Objetivos da concessão

A concessão do serviço público de exploração e administração do equipamento Oceanário de Lisboa deve acautelar os seguintes objetivos essenciais:

a) A estabilidade da gestão do Oceanário de Lisboa;

b) A preservação da vocação do Oceanário de Lisboa, assegurando que a utilização deste equipamento não é desvirtuada e, de acordo com os seguintes princípios essenciais, promover e assegurar:

i) A prossecução da missão de promoção do conhecimento do Oceano, sensibilizando os cidadãos em geral para o dever da conservação do Património Natural, através da alteração dos seus comportamentos;

ii) A manutenção e o reforço do estatuto e do ativo reputacional do Oceanário de Lisboa como um dos melhores aquários públicos do mundo, promovendo e assegurando um modelo de exploração com sustentabilidade económica e ambiental, a qualidade das exposições vivas e não vivas, o bem-estar dos seres vivos, no respeito pela natureza e biodiversidade, a excelência no atendimento e níveis elevados de satisfação do visitante, a qualidade, limpeza e segurança do equipamento na aplicação das melhores práticas internacionais;

iii) Uma educação e literacia azul, pelo desenvolvimento do programa educativo ambiental, pela conceção, desenvolvimento e exploração de programas educativos de excelência, contribuindo para a promoção e desenvolvimento da cultura marítima nacional;

iv) A ligação do Oceanário de Lisboa à investigação científica, nomeadamente desenvolvendo atividade relevante nos domínios da biologia marinha e das ciências do mar;

v) A conservação do Oceano, a biodiversidade marinha, a economia do mar e a governança dos recursos marinhos, promovendo o reforço do posicionamento do Oceanário de Lisboa como referência nacional e internacional na conservação do Oceano;

vi) A colaboração do Oceanário de Lisboa com instituições congéneres e associações internacionais do setor, no âmbito da cooperação internacional.

Artigo 4.º

Entrada em vigor

O presente Decreto-Lei entra em vigor no dia seguinte ao da sua publicação.
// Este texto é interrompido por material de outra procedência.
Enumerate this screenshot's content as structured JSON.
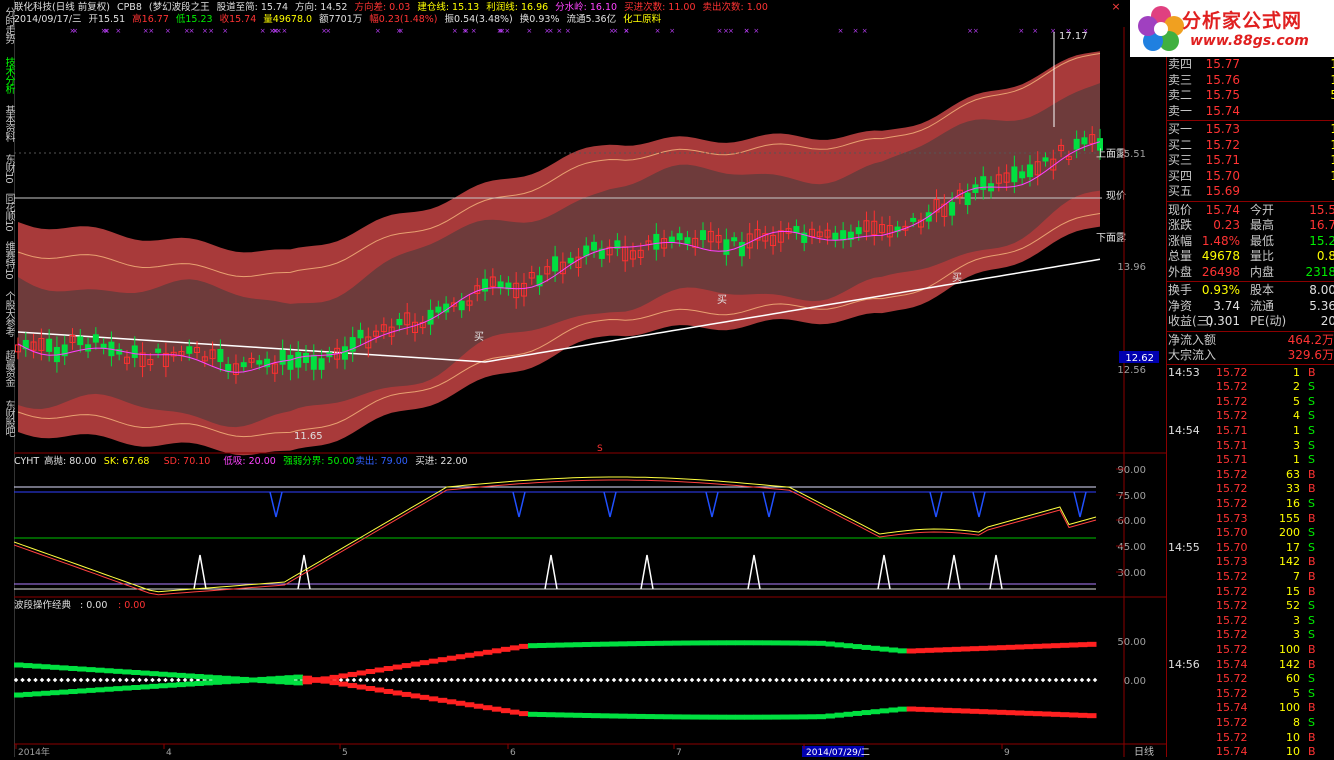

Visto e aprovado em Conselho de Ministros de 19 de fevereiro de 2015. - Pedro Passos Coelho - Maria Luís Casanova Morgado Dias de Albuquerque - Jorge Manuel Lopes Moreira da Silva - Maria de Assunção Oliveira Cristas Machado da Graça.

Promulgado em 19 de março de 2015.

Publique-se.

O Presidente da República, Aníbal Cavaco Silva.

Referendado em 23 de março de 2015.

O Primeiro-Ministro, Pedro Passos Coelho.